Workers dug deep into sandy ground-so deep, in fact, that they hit a secret stream under the site. Suddenly, our grand theatre was threatening to become a swimming pool! Liebe and the engineers cooked up a solution with clever drains to divert the water, but when the bills cascaded in higher than Niagara Falls, Molloy refused to pay extra. Cue years of legal drama, the courtroom echoing with arguments, as the “contract required written approval!” Eventually, Liebe won his case but the court costs were enough to make anyone want to take up a less risky profession, like lion-taming.
Despite all this drama, the curtains finally rose on Christmas Eve 1904. But guess what?

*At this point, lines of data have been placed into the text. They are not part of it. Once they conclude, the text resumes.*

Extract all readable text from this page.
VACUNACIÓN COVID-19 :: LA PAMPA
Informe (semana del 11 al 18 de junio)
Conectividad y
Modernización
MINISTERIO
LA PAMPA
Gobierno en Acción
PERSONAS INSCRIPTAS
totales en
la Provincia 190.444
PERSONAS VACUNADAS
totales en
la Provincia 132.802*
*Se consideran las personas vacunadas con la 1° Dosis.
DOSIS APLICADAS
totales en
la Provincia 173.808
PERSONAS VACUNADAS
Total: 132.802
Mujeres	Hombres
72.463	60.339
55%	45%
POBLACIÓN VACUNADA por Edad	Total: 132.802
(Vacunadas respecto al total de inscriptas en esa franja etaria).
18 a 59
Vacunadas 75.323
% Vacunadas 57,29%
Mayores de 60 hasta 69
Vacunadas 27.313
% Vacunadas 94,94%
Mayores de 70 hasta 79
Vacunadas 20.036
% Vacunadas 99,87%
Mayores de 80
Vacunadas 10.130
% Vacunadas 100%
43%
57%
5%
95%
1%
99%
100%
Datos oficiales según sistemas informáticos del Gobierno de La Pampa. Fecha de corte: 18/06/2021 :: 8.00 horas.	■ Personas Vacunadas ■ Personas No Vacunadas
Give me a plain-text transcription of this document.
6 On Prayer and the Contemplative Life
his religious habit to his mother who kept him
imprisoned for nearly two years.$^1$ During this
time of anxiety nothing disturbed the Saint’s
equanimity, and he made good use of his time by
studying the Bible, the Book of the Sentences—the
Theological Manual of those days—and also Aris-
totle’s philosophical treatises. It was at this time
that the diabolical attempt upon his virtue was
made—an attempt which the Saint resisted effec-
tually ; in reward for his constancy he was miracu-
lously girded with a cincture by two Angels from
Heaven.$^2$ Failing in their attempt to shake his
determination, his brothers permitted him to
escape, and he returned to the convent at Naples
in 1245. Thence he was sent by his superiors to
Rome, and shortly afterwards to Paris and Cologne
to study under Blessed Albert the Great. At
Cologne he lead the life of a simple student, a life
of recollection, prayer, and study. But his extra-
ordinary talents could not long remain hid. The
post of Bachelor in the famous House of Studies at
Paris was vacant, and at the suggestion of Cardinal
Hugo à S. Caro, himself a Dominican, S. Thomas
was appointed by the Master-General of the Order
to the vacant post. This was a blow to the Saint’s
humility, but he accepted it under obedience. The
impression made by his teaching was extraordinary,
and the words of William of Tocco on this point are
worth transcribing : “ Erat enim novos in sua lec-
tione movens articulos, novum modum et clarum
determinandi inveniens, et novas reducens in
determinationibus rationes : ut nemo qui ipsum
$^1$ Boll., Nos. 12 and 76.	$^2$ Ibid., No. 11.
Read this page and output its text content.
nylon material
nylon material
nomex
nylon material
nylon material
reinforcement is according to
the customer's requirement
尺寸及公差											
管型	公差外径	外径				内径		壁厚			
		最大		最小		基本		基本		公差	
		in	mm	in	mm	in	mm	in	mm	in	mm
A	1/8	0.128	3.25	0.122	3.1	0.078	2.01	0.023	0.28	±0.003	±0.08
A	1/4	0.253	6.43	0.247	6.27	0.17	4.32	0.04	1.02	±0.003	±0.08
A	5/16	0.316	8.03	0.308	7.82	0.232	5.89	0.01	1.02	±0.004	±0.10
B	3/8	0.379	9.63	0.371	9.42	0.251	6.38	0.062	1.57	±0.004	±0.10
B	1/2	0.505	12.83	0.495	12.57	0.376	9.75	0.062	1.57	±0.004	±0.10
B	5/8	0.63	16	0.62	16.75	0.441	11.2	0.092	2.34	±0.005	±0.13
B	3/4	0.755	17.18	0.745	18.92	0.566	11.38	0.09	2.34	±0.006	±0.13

That opening night was a bit of a flop, with more empty seats than audience members-turns out, Perth folk wanted to spend Christmas at home, not watching Pollard’s Adult Opera Company perform “The Forty Thieves.” But first-night nerves aside, people soon flooded in to marvel at Australia’s biggest stage, a gleaming auditorium shaped like a horseshoe, and all sorts of Edwardian frills. Up on the roof, you could take an electric lift to an observation platform-assuming you weren’t dizzy from the view or all those bars lining the hotel part of the building!
This place wasn’t just about glitz. It was cutting edge too-Perth’s first ever building made of reinforced concrete, packed with over three million bricks, marble, and tiles fit for a king (Edward VII, to be precise). The theatre even had waterfalls on either side of the stage to keep guests cool-move over, modern air conditioning! These were removed early on, though, because perhaps actors didn’t want to wear raincoats for Hamlet.
Over the decades, jealous rivals came and went, world wars changed the program (for a while it was all movies, no Shakespeare), and famous stars pranced across the boards. When the building started looking shabby, the 1970s saw it closed for a major rescue mission. Architects debated giving it a complete makeover, but cooler heads prevailed, restoring much of that original Edwardian sparkle-though they did add air conditioning, and no one complained about missing the indoor waterfalls.
His Majesty’s Theatre has seen more drama, dance, ballet, and opera than you can imagine. It's home to the West Australian Ballet and Opera-imagine those grand staircase entrances, feathers, sequins, the nervous shuffle of performers behind the heavy curtain. Since 2004, it’s worn its “State Heritage Icon” badge with pride. Even the balconies, removed back in the 1940s for being a traffic hazard, have now been gloriously rebuilt with a nod to the past and a wink to modern safety. If you ever hear the faint applause of Perth’s theatre-loving ghosts, don’t worry-you’re in very good company.
So gaze up at those ornate balconies and all that theatrical swagger-after all, where else can you experience over a century of standing ovations just by standing right here?